You can draw the cards in a random order by using the output of an accumulator fed to a block cipher as an index. The fixed output size of a block cipher does entail extra work in filtering numbers outside the range you'd like, just as you would with an LFSR. (as a direct power of 2, you could directly use an LFSR or some ECB-mode block ciphers as if it were format-preserving, but that is "coincidence").
You can produce an exact random permutation with a Feistel network for any number, in this case selecting every number between 0 and 2^64 exactly once, with no appreciable space requirements.
procedure feistel(input) {
result = input;
h = 2<<32;
for (let i = 0; i < 8; i++) {
l = (input / h)|0;
r = input % h;
temp = r;
fn = (r + i) % h;
r = (l + fn) % h;
l = temp;
result = h * l + r;
}
return result;
}
Good eye, `input` should be replaced with `result` when building the subkeys within the loop.
Here's a working implementation:
function feistel(ctr, lr, ll) {
let result = ctr;
for (var i = 0; i < 8; i++) {
let l = (result / ll)|0;
let r = result % ll;
let temp = r;
// alter round fn's multiplier & increment accordingly.
let fn = (r * 16807 + i) % lr;
r = (l + fn) % lr;
l = temp;
result = lr * l + r;
}
return result;
}
let rsize = 8;
let outputs = new Set();
for(let i = 0; i < rsize * rsize; i++) outputs.add(feistel(i, rsize, rsize))
for(let i = 0; i < rsize * rsize; i++) if (!outputs.has(i)) console.log('failure: ', i);
There are kinds of PRNGs that are designed to emit every possible ouput value in the range. There are some that will emit every possible value before a repeat.
If you look at his code, the first function seems to be calling a method that claims to do the latter.
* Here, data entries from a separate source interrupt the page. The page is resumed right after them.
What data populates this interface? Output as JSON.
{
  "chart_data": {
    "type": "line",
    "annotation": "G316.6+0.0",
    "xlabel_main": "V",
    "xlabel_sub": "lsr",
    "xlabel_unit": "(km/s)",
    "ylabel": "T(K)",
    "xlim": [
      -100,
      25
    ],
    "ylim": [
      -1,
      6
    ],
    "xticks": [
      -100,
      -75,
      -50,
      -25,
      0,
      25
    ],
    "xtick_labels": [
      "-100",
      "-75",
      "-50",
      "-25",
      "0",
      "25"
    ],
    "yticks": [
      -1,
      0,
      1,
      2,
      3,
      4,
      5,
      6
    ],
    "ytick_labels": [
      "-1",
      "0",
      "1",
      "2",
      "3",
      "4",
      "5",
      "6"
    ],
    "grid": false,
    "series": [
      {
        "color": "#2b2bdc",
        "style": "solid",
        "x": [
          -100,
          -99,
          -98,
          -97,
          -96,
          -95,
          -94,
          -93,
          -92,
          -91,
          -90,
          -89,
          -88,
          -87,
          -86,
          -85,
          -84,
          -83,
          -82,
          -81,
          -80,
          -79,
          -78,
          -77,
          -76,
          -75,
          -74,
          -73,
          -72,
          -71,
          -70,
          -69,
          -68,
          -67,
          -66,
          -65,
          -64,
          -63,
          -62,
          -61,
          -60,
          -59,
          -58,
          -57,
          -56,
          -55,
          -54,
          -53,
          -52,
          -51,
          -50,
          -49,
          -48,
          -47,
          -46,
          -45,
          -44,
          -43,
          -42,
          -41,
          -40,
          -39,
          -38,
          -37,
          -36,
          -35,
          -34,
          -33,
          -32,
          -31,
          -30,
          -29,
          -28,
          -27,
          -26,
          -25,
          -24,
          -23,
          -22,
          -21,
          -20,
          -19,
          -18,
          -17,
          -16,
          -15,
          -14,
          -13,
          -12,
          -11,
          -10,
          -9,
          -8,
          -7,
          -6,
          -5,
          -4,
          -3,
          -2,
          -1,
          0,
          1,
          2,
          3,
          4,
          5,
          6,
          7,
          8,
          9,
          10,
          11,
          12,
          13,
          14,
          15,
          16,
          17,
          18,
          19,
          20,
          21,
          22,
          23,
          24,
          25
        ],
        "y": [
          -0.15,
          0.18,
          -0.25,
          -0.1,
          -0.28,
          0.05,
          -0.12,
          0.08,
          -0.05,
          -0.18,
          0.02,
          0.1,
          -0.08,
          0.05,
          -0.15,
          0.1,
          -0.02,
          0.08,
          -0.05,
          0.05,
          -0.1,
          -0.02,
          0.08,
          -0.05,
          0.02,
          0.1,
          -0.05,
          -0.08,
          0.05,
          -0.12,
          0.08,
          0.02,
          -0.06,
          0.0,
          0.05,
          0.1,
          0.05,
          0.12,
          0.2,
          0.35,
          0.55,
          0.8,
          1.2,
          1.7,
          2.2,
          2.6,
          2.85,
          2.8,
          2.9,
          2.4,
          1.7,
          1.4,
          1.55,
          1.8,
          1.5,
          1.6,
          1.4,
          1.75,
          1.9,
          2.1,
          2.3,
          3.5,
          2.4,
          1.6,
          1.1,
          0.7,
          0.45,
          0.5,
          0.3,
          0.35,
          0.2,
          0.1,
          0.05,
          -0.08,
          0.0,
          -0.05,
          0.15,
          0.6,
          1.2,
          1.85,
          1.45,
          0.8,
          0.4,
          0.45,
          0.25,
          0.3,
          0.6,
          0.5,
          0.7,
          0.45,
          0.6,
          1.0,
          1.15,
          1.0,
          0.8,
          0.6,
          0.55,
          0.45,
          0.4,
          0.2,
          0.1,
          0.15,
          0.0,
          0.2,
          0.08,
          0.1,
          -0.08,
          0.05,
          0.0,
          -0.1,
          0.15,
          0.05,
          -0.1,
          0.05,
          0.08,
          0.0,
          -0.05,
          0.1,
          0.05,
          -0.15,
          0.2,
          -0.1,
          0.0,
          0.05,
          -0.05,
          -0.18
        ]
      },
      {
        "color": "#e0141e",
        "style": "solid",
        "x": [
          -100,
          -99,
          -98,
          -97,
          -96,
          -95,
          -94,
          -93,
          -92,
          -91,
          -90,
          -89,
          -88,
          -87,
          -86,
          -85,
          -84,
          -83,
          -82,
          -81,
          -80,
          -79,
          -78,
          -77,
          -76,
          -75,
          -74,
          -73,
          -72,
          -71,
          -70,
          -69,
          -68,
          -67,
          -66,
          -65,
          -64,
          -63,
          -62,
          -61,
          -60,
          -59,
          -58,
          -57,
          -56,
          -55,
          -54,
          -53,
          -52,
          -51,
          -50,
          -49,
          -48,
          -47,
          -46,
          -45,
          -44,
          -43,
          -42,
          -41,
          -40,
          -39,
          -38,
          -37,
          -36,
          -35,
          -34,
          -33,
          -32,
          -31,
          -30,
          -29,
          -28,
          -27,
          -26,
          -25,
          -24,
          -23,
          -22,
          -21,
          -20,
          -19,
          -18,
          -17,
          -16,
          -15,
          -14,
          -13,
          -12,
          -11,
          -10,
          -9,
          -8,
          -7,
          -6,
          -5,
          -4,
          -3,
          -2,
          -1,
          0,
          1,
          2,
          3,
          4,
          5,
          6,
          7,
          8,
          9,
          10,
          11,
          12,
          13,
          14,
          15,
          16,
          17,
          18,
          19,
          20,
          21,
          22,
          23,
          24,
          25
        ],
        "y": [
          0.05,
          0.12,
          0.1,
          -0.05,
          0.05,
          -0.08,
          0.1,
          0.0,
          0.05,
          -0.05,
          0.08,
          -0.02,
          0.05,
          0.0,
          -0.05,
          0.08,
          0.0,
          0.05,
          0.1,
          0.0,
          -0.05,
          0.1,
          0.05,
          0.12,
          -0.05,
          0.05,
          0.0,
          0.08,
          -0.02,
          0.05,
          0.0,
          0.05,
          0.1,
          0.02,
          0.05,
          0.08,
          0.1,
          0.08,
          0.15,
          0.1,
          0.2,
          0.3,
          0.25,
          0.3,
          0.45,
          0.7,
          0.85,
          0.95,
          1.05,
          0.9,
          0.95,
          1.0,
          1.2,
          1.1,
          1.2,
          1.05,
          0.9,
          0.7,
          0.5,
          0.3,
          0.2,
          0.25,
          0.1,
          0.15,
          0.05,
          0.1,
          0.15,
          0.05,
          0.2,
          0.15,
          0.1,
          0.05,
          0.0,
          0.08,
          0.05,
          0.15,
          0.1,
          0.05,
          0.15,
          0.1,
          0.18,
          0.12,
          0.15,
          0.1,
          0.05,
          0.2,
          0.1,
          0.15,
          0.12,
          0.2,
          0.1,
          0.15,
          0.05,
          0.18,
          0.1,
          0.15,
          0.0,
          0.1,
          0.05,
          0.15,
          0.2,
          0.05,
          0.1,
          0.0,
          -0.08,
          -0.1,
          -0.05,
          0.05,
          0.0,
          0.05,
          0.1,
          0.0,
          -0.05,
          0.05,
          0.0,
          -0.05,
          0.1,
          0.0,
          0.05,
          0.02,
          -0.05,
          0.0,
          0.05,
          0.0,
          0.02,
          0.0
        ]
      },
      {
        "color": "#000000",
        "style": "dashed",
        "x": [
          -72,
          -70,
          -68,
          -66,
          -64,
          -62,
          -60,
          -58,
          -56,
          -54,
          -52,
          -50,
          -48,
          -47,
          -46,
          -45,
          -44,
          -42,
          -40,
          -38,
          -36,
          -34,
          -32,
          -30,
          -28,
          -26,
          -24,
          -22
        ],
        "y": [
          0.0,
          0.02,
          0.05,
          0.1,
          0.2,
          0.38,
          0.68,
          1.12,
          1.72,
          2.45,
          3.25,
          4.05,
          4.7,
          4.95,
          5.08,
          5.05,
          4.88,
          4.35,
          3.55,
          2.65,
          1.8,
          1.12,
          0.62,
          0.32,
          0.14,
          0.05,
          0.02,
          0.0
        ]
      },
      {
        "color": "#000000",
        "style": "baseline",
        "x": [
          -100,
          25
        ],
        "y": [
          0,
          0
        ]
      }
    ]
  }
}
I think his documentation may be out of sync.
I understand "you can't use any kind of data structure to remember which cards you've already picked among 2^64 of them" as "N cards don't fit in memory". Or is the relevant distinction memory vs disk, as it's feasible to randomize on-disk data?
The problem asks to find k cards (integers) out of n, in time O(k) and O(1) additional space — this means additional to the k required to store the output. So while holding n items wouldn't fit in memory, it is implicit that k would. But we still want to avoid Ω(k log k) time, or more than a constant amount of additional space.
Not sure that this qualifies as uniform distribution, even if you spread the N across the M. Because the selection must be predictable, so that any next N don't include the previous ones. That's presuming that the ‘user’ might iterate over M items in total, even if you pick chunks of N internally.